これらの利点は、単にリベラルアーツの学位を取得した人に自動的に付与されるわけではない。授業を適当に受け、試験のために暗記し、学問間のつながりを求めない学生は、ほとんど何も得られない。利点は、リベラルアーツを真剣に受け止めることから生まれる。概念とアイデアの交差点を積極的に探し、難解なテキストと格闘し、真の知的議論に参加し、歴史からの洞察が経済学にどう影響するか、文学が心理学をどう照らすか、哲学がビジネス戦略をどう研ぎ澄ますかを理解しようとすることだ。

ここで学校は重要な役割を果たす。学問を孤立させ、ダブルメジャーを妨げ、一般教育を形式的な作業として扱う機関は、リベラルアーツを強力にする相乗効果そのものを損なう。最も効果的なプログラムは、学際的なつながりを意図的に育成する。リベラルアーツをカリキュラムに深く織り込んだビジネスプログラムは、学生がダブルメジャーやトリプルメジャーを取ることを奨励し、ビジネスと人文科学、社会科学、STEM分野の交差点から恩恵を受けられるようにする。これらの学生は、金融と文学を別々に学ぶだけでなく、両方がリーダーシップ、戦略、イノベーションにどう影響するかを学ぶのだ。

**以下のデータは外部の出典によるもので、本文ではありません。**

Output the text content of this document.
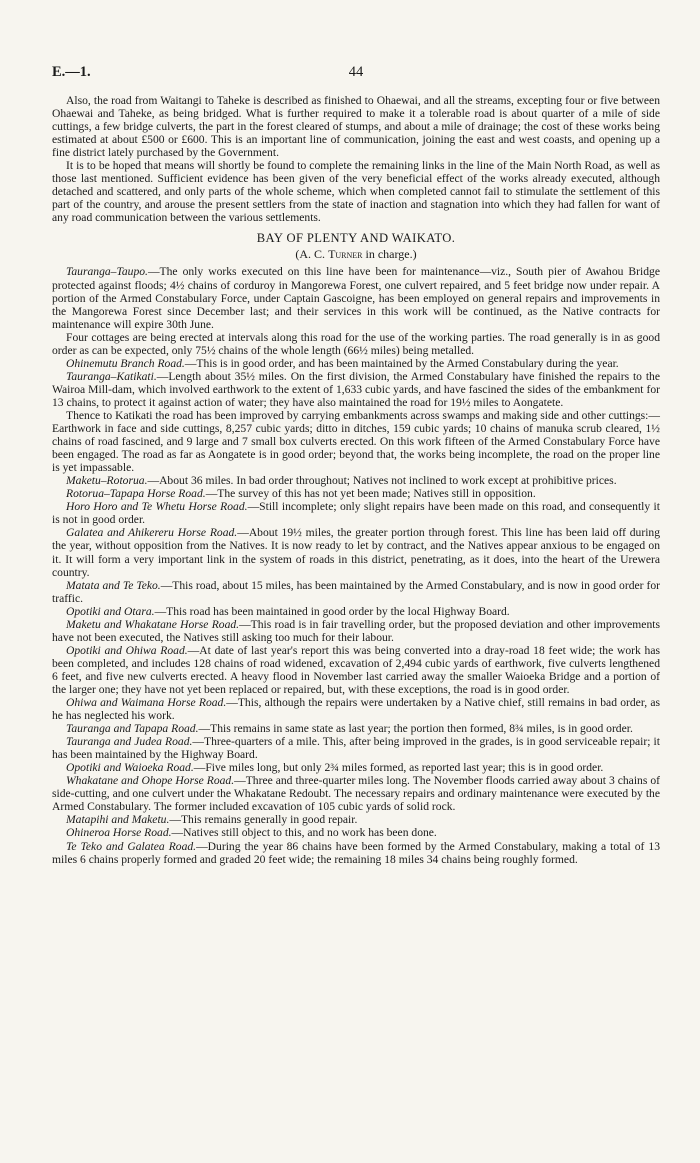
E.—1.	44

Also, the road from Waitangi to Taheke is described as finished to Ohaewai, and all the streams, excepting four or five between Ohaewai and Taheke, as being bridged. What is further required to make it a tolerable road is about quarter of a mile of side cuttings, a few bridge culverts, the part in the forest cleared of stumps, and about a mile of drainage; the cost of these works being estimated at about £500 or £600. This is an important line of communication, joining the east and west coasts, and opening up a fine district lately purchased by the Government.

It is to be hoped that means will shortly be found to complete the remaining links in the line of the Main North Road, as well as those last mentioned. Sufficient evidence has been given of the very beneficial effect of the works already executed, although detached and scattered, and only parts of the whole scheme, which when completed cannot fail to stimulate the settlement of this part of the country, and arouse the present settlers from the state of inaction and stagnation into which they had fallen for want of any road communication between the various settlements.

BAY OF PLENTY AND WAIKATO.
(A. C. Turner in charge.)

Tauranga–Taupo.—The only works executed on this line have been for maintenance—viz., South pier of Awahou Bridge protected against floods; 4½ chains of corduroy in Mangorewa Forest, one culvert repaired, and 5 feet bridge now under repair. A portion of the Armed Constabulary Force, under Captain Gascoigne, has been employed on general repairs and improvements in the Mangorewa Forest since December last; and their services in this work will be continued, as the Native contracts for maintenance will expire 30th June.

Four cottages are being erected at intervals along this road for the use of the working parties. The road generally is in as good order as can be expected, only 75½ chains of the whole length (66½ miles) being metalled.

Ohinemutu Branch Road.—This is in good order, and has been maintained by the Armed Constabulary during the year.

Tauranga–Katikati.—Length about 35½ miles. On the first division, the Armed Constabulary have finished the repairs to the Wairoa Mill-dam, which involved earthwork to the extent of 1,633 cubic yards, and have fascined the sides of the embankment for 13 chains, to protect it against action of water; they have also maintained the road for 19½ miles to Aongatete.

Thence to Katikati the road has been improved by carrying embankments across swamps and making side and other cuttings:—Earthwork in face and side cuttings, 8,257 cubic yards; ditto in ditches, 159 cubic yards; 10 chains of manuka scrub cleared, 1½ chains of road fascined, and 9 large and 7 small box culverts erected. On this work fifteen of the Armed Constabulary Force have been engaged. The road as far as Aongatete is in good order; beyond that, the works being incomplete, the road on the proper line is yet impassable.

Maketu–Rotorua.—About 36 miles. In bad order throughout; Natives not inclined to work except at prohibitive prices.

Rotorua–Tapapa Horse Road.—The survey of this has not yet been made; Natives still in opposition.

Horo Horo and Te Whetu Horse Road.—Still incomplete; only slight repairs have been made on this road, and consequently it is not in good order.

Galatea and Ahikereru Horse Road.—About 19½ miles, the greater portion through forest. This line has been laid off during the year, without opposition from the Natives. It is now ready to let by contract, and the Natives appear anxious to be engaged on it. It will form a very important link in the system of roads in this district, penetrating, as it does, into the heart of the Urewera country.

Matata and Te Teko.—This road, about 15 miles, has been maintained by the Armed Constabulary, and is now in good order for traffic.

Opotiki and Otara.—This road has been maintained in good order by the local Highway Board.

Maketu and Whakatane Horse Road.—This road is in fair travelling order, but the proposed deviation and other improvements have not been executed, the Natives still asking too much for their labour.

Opotiki and Ohiwa Road.—At date of last year's report this was being converted into a dray-road 18 feet wide; the work has been completed, and includes 128 chains of road widened, excavation of 2,494 cubic yards of earthwork, five culverts lengthened 6 feet, and five new culverts erected. A heavy flood in November last carried away the smaller Waioeka Bridge and a portion of the larger one; they have not yet been replaced or repaired, but, with these exceptions, the road is in good order.

Ohiwa and Waimana Horse Road.—This, although the repairs were undertaken by a Native chief, still remains in bad order, as he has neglected his work.

Tauranga and Tapapa Road.—This remains in same state as last year; the portion then formed, 8¾ miles, is in good order.

Tauranga and Judea Road.—Three-quarters of a mile. This, after being improved in the grades, is in good serviceable repair; it has been maintained by the Highway Board.

Opotiki and Waioeka Road.—Five miles long, but only 2¾ miles formed, as reported last year; this is in good order.

Whakatane and Ohope Horse Road.—Three and three-quarter miles long. The November floods carried away about 3 chains of side-cutting, and one culvert under the Whakatane Redoubt. The necessary repairs and ordinary maintenance were executed by the Armed Constabulary. The former included excavation of 105 cubic yards of solid rock.

Matapihi and Maketu.—This remains generally in good repair.

Ohineroa Horse Road.—Natives still object to this, and no work has been done.

Te Teko and Galatea Road.—During the year 86 chains have been formed by the Armed Constabulary, making a total of 13 miles 6 chains properly formed and graded 20 feet wide; the remaining 18 miles 34 chains being roughly formed.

リベラルアーツの利点は、資格についてではない。それは知的習慣を育むことだ。学問を超えた好奇心、複雑性への適応力、そして多様な知識を新しい洞察に統合する能力である。これらの習慣を身につけた学生こそが、AI変革後の世界で組織を率いる人材となる。保護者や教育者にとって、問題はビジネスとリベラルアーツのどちらを追求するかではない。専攻に関係なく、学生が学問を超えて考えるよう挑戦されているかどうかだ。